U.S. Chemical Safety Board (“CSB”) voted to classify the American Petroleum Institute (“API”)’s response to the CSB’s recommendation to develop an effective system of performance safety indicators as “Open-Acceptable Action.” The API developed Recommended Practice (“RP”) 754, entitled Process Safety Performance Indicators For The Refining And Petrochemical Industries following a 2007 CSB recommendation to develop an effective system of indicators to evaluate performance and implement these measures to continually improve the management and control of process safety risks. “Open-Acceptable Action” means the CSB considers that the API is moving in the right direction, but that more remains to be done to meet the intent of the recommendation. The recommendation resulted from the CSB’s investigation into the March, 2005 explosion and fire at the B.P./Texas City Refinery that killed 15 workers and injured 180 others. The CSB investigation found the root cause of the incident was multiple technical, system and organizational deficiencies. The CSB, B.P. and the oil and refining chemical sectors did not have an effective system of indicators to evaluate their safety performance. B.P. and industry sectors were, instead, typically using personal safety indicators, such as slips or trips-and-falls to measure safety performance. The CSB found that the industry needed effective leading indicators capable of reducing the risks of catastrophic failures.

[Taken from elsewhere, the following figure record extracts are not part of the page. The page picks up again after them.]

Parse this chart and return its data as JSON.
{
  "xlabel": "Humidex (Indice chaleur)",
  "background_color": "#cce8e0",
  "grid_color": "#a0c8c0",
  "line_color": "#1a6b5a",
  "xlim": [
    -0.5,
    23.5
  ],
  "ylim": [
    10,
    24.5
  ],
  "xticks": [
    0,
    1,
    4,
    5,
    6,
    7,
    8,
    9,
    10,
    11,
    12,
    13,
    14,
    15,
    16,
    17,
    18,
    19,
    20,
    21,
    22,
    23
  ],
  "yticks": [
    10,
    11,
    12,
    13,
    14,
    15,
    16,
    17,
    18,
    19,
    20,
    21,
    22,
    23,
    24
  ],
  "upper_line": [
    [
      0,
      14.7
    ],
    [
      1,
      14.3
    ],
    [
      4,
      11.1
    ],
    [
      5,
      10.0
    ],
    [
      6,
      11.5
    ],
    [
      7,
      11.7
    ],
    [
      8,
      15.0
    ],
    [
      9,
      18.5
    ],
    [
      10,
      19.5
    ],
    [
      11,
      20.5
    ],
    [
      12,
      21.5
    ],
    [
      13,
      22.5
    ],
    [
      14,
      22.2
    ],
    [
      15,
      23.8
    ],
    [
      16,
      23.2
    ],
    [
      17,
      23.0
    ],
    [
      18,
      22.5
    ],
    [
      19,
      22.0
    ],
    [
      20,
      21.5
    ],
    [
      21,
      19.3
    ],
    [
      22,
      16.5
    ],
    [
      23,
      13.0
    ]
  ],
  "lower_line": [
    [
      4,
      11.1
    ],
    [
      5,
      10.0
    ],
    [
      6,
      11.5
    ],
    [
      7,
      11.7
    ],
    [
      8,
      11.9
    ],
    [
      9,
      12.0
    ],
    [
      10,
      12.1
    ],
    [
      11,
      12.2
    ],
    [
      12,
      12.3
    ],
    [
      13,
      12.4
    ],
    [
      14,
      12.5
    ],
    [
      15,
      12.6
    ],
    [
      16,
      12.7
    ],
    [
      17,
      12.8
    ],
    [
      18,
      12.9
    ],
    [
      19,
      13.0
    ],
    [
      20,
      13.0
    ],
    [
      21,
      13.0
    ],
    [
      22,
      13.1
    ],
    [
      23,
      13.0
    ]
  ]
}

API RP 754 includes examples of how to categorize incidents according to the RP’s definitions and a second document explaining the basis for categorizing hazardous chemicals by threshold quantities.

However, the CSB also found several serious shortcomings of API RP 754. Specifically, the CSB found that its indicator definitions place undo emphasis on lagging measures that are too infrequent to be useful to drive performance improvements, yet do not comprehensively count and report a likely sizeable number of leading measures that can be considered to be predictors of potentially serious process failures, and could, therefore, play a more critical prevention role.

In short, the CSB found that API is making progress with its RP 754, but that further work still needs to be accomplished.